Three Nespresso suppliers used children on their coffee farms, company says
Three farms in Guatemala where coffee giant Nespresso buys beans have been using child labour, the company has admitted after experts probed its suppliers in the region.
The coffee maker said a team of 10 investigators had found three “confirmed cases of child labour” on the 374 farms they visited in the region.
“Firm action has been taken,” it added.
The three farms have been struck off from its list of suppliers, said Nespresso, which is one of the world’s biggest buyers of coffee.
However, the farms will return to its payroll when they can “prove that they have resolved the situation”, Nespresso said.
A Dispatches documentary last month allegedly showed children as young as 11 working on six Nespresso-supplying farms in Guatemala.

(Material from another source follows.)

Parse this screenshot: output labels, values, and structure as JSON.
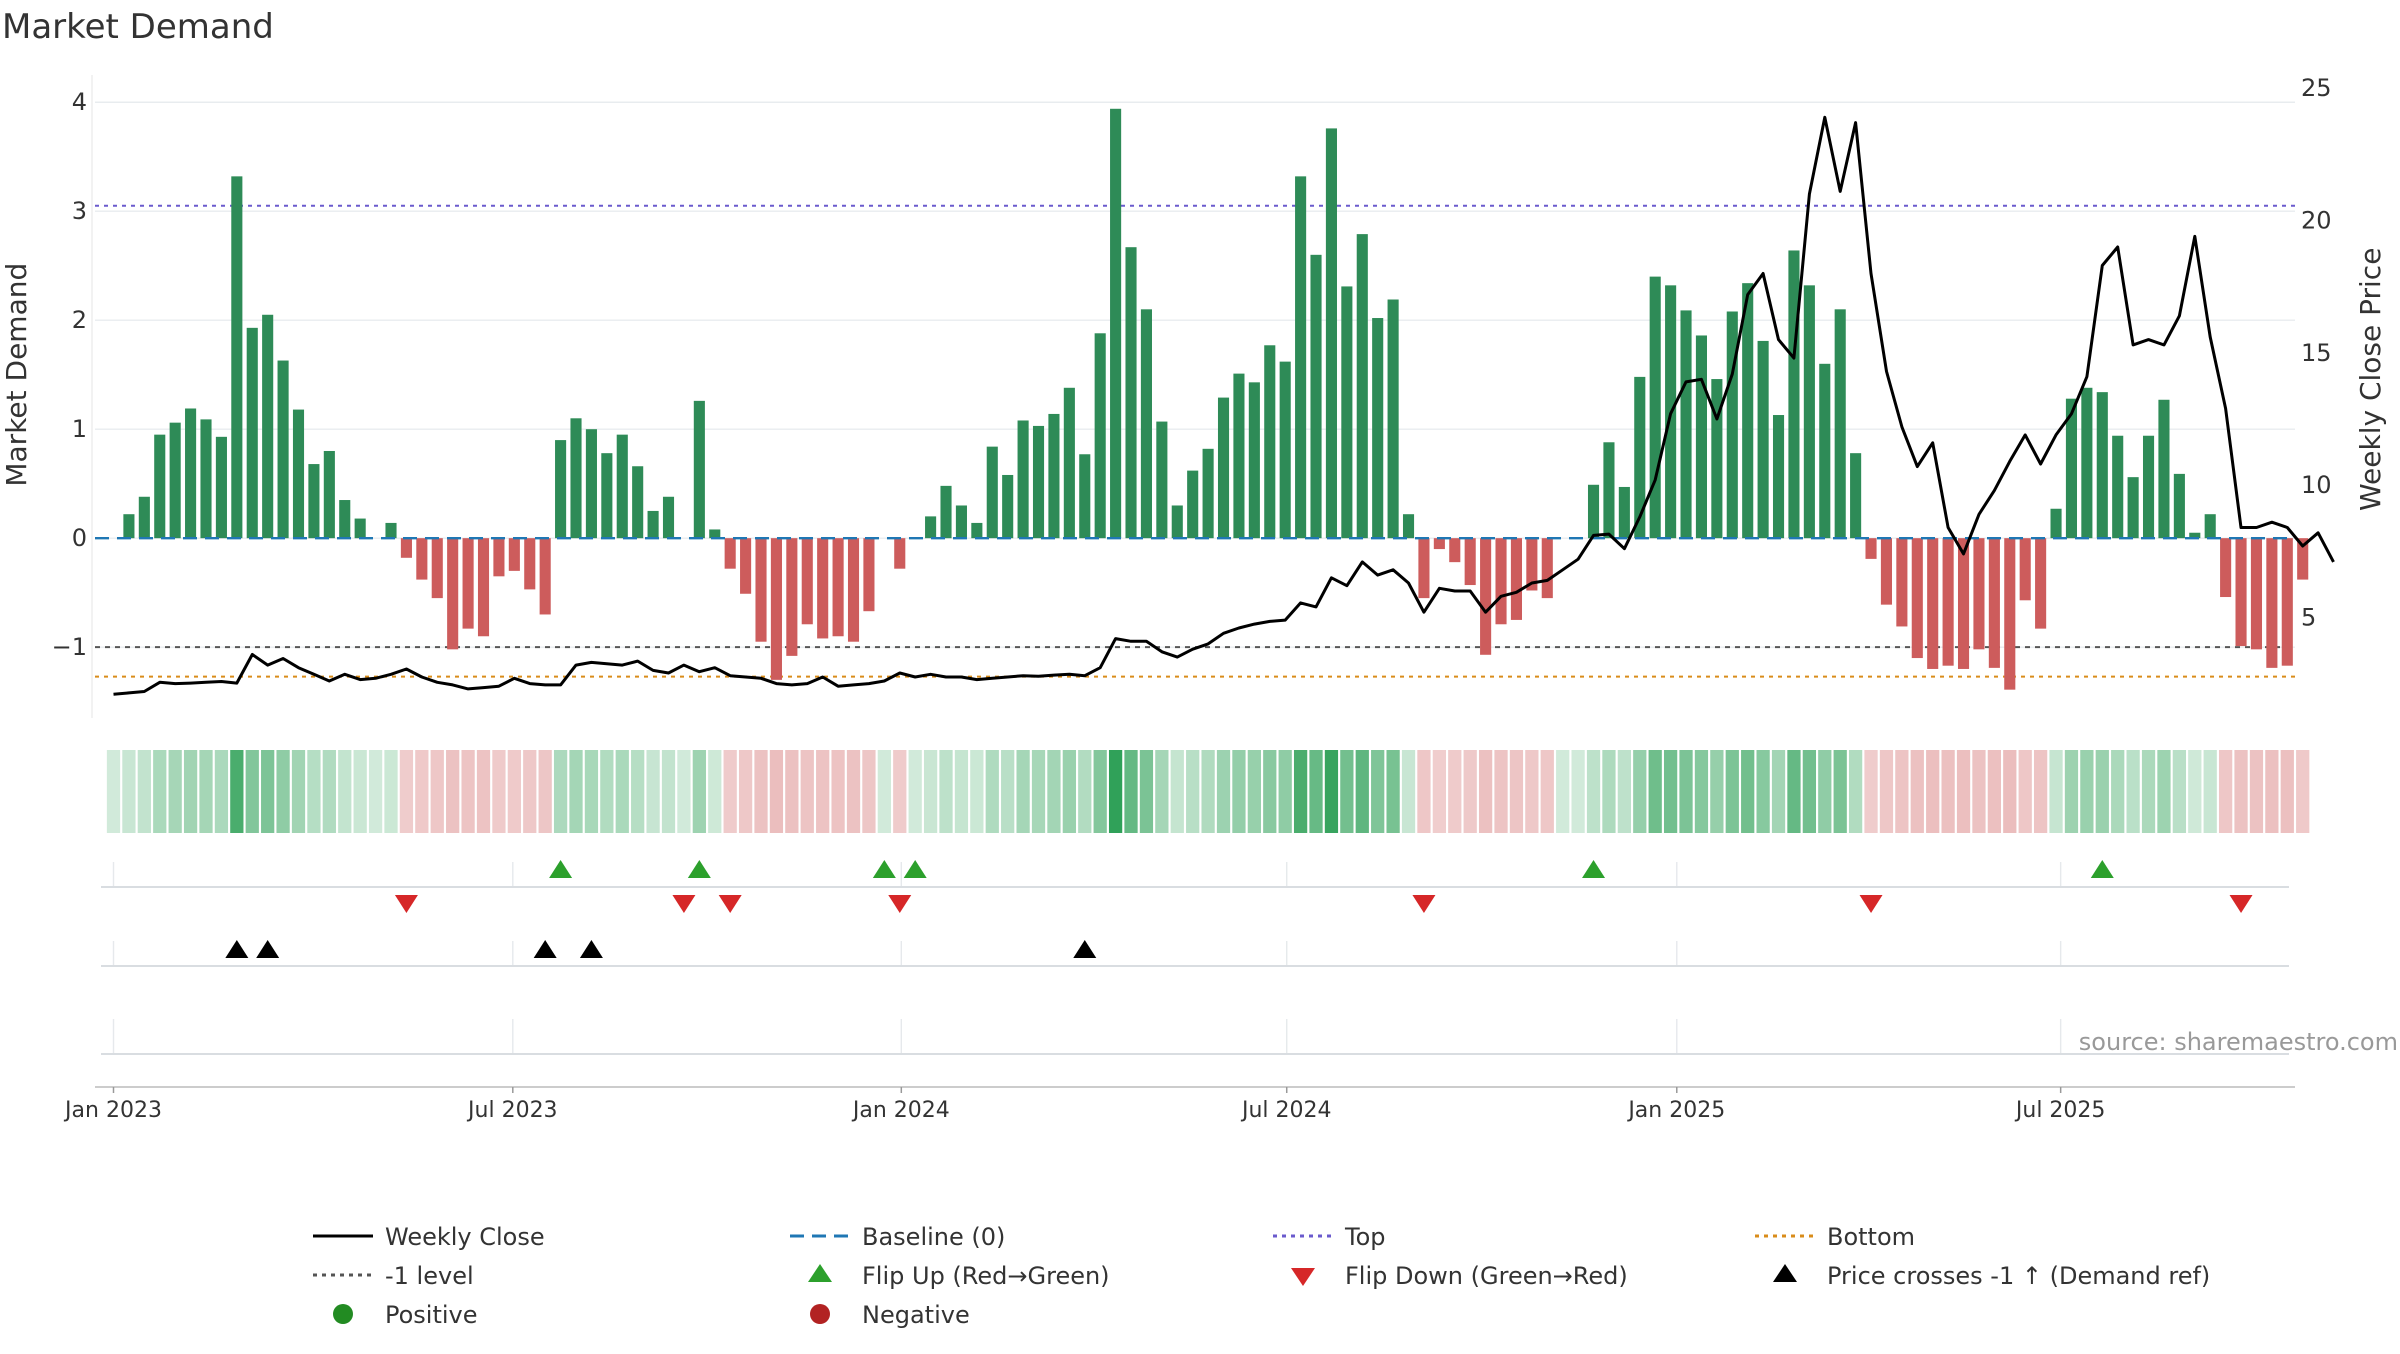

The documentary crew filmed children picking coffee beans or hauling sacks at a total of six farms which supply the coffee giant.
The company’s experts visited all Nespresso’s suppliers in the Fraijanes region of Guatemala.
They found three farms with child labour, but others where children were “legitimately” helping out.
In a statement, the company said: “Given that the allegations related to a period of school vacation, the investigators were particularly careful to distinguish between cases where children were helping their parents legitimately, mitigating the safety risks of leaving children unattended at home, and cases of child labour which contravene local and international standards, for which Nespresso has a clear zero-tolerance approach.”
The coffee maker has now laid out a six-point short-term plan to crack down on labour abuses in Guatemala.
It will double its team of experts, hire social workers to help families with children, and introduce spot checks and unannounced farm visits.
Chief executive Guillaume Le Cunff said: “Child protection is critical for us. We are working closely with our partners in Guatemala and around the world to raise awareness and educate farmers and suppliers on the risks of child labour, and ensure we do everything we can to minimise the possibility of this happening in the future. This issue is, and always will be, a priority for us.”